Hermann Hahn (full name Christian Friedrich Hermann Hahn; 21 March 1841 – 9 February 1929) was a German architect. Hahn lived and worked in Eisenach, where he reached importance, particularly through his plans (designs) of numerous completed villas in Eisenach's south quarter. These mansion districts were established on the hillsides of Mariental valley in the construction boom between 1850 and 1914.

==Life and work==
Hermann was born on 21 March 1841 in Eisenach. He was the eldest son of Wilhelm Hahn and his wife Maria Dorothea Bonewitz. He began a three-year apprenticeship in masonry, whitewash and stone cutting after completing secondary school in Eisenach. The Hahn family was established in the building industry in Eisenach as master masons, while the Bonewitz family had established themselves as leading fishmongers in Eisenach.

In 1859 Hermann began the traditional journeyman "Wanderschaft" period which took him firstly northwards to Bremen, via Kassel and Hannover; then to Munich where he was employed on the construction of St.
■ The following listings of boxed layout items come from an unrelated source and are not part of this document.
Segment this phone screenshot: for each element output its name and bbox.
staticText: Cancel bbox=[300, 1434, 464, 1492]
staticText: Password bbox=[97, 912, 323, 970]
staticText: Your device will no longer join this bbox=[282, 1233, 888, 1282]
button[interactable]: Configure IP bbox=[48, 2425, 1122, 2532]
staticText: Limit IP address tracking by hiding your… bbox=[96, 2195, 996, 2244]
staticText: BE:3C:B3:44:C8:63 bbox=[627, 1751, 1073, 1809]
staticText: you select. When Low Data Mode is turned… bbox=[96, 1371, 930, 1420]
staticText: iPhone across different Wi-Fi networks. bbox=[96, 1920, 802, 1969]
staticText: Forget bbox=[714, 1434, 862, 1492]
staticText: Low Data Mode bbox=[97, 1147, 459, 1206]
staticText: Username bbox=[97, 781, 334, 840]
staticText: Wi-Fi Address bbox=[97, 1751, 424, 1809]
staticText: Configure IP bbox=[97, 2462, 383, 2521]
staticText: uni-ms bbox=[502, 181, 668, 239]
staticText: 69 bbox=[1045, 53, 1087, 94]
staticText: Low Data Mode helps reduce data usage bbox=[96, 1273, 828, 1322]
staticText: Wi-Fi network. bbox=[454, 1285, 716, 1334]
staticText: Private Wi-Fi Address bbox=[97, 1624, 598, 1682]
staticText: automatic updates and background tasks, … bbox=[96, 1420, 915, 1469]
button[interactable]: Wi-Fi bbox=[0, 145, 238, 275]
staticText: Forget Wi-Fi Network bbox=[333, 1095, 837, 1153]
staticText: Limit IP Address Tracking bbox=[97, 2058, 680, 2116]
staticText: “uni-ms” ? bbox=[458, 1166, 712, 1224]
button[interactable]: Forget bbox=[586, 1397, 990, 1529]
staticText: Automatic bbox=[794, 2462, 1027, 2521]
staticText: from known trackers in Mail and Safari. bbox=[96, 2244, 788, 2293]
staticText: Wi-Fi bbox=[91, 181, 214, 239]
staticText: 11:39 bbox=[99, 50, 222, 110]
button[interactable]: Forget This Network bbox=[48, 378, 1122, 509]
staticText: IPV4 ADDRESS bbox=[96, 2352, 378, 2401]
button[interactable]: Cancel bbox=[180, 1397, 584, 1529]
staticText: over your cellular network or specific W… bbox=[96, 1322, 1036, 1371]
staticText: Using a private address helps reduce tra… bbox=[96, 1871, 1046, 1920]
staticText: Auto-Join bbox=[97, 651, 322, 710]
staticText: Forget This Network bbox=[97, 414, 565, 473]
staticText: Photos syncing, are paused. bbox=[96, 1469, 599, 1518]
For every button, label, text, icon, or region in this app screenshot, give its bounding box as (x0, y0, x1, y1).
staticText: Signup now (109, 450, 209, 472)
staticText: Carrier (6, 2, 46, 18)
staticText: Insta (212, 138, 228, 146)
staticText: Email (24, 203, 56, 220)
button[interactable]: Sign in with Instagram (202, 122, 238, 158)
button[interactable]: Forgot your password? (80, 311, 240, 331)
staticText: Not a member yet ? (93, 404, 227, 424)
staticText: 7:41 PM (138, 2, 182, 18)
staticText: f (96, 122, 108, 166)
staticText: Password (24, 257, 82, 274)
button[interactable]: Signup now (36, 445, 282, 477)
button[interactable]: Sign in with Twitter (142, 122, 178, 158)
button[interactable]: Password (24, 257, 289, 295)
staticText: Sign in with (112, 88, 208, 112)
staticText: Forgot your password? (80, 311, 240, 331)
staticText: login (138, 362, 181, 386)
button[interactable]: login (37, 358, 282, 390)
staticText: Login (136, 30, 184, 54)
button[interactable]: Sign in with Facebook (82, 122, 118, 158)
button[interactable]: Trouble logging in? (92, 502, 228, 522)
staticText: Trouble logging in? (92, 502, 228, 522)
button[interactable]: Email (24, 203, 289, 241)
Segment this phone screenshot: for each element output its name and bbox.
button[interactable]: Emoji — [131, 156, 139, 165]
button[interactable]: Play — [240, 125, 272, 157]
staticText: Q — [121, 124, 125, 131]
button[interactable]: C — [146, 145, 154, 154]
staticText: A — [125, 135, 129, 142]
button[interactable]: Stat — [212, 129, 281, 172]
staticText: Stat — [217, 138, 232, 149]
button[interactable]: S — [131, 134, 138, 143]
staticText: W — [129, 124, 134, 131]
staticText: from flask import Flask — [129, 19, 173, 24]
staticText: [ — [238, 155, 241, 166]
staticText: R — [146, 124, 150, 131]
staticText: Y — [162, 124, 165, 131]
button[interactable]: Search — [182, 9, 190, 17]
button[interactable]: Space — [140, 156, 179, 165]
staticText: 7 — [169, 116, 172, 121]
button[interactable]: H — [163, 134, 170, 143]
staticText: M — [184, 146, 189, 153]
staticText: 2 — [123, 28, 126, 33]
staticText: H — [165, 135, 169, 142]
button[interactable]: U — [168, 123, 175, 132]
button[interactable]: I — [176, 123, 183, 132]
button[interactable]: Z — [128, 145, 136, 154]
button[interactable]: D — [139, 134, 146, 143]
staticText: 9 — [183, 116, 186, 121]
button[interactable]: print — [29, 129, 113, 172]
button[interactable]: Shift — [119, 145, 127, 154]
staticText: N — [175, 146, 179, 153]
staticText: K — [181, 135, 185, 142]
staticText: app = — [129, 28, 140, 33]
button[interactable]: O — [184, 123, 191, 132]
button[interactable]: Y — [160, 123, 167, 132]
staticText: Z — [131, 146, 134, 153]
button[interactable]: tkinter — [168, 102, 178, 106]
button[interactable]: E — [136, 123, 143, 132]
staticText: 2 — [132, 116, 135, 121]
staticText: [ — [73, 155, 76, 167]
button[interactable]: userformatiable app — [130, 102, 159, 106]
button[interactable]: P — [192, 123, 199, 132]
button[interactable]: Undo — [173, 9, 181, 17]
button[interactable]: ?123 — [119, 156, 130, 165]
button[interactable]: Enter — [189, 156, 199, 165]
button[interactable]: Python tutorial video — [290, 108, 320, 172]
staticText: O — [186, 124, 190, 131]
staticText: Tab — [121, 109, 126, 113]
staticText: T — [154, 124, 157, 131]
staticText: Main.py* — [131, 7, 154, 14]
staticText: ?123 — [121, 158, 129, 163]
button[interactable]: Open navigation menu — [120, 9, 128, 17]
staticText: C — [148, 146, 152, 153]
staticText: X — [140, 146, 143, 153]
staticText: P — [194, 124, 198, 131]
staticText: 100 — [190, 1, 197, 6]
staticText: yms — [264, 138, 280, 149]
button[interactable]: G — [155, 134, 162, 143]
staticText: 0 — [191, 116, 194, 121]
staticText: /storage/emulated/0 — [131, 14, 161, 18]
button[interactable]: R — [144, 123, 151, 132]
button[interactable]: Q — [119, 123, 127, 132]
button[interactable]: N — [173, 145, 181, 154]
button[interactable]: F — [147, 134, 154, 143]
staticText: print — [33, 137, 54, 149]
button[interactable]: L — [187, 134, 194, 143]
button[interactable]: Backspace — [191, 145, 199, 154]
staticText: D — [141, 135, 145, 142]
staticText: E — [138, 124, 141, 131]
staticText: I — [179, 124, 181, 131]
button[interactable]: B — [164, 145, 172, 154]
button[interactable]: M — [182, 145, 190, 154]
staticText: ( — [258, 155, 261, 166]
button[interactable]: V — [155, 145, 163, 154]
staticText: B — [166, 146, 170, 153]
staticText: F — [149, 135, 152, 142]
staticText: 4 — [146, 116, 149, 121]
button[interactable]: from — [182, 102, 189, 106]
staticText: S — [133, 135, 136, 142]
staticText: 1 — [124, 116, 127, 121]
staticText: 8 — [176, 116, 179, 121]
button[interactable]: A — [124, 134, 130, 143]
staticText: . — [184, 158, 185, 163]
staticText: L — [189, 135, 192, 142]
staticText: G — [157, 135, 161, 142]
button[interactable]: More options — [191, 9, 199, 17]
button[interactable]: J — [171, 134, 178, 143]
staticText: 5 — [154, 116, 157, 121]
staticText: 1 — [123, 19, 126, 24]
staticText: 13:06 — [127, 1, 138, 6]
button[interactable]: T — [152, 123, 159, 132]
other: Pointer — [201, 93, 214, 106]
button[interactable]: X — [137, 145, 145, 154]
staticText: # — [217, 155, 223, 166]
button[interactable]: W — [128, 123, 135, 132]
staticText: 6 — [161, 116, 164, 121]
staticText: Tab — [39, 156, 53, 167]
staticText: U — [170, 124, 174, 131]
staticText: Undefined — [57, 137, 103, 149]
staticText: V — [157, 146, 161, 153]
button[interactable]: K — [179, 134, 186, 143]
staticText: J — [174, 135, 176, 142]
Johann Baptist church (Haidhausen)). Later to Austria (Salzburg, and Vienna), Traveling to the Saxon Switzerland (Sächsische Schweiz) through Bohemia (Prague, Aussig). Thereafter by ship to Dresden before returning home.

Hahn is listed as an architect on his registration of citizenship in June 1866. His civic works in Eisenach include the designs of the New Synagogue built in 1885, and the church tower of the St. George's Church built between 1899 and 1901.

Hermann also designed or built schools in Eisenach Charlottenschule (now called Goetheschule), the Katherinenschule, and Elisabethenschule (now both Geschwister-Scholl-Schule), as well as schools in nearby villages of Stregda, Mihla, Stedtfeld, Ifta, Dankmarshausen, Kittelsthal.

The castle-like Villa Pflugensberg in Eisenach's cityscape and built for the industrial family von Eichel-Streiber is probably the most famous projects that Hermann Hahn was involved in. As construction manager, he built the mansion in 1890 from the designs of renowned Frankfurt architects Ludwig Neher and Aage von Kauffmann.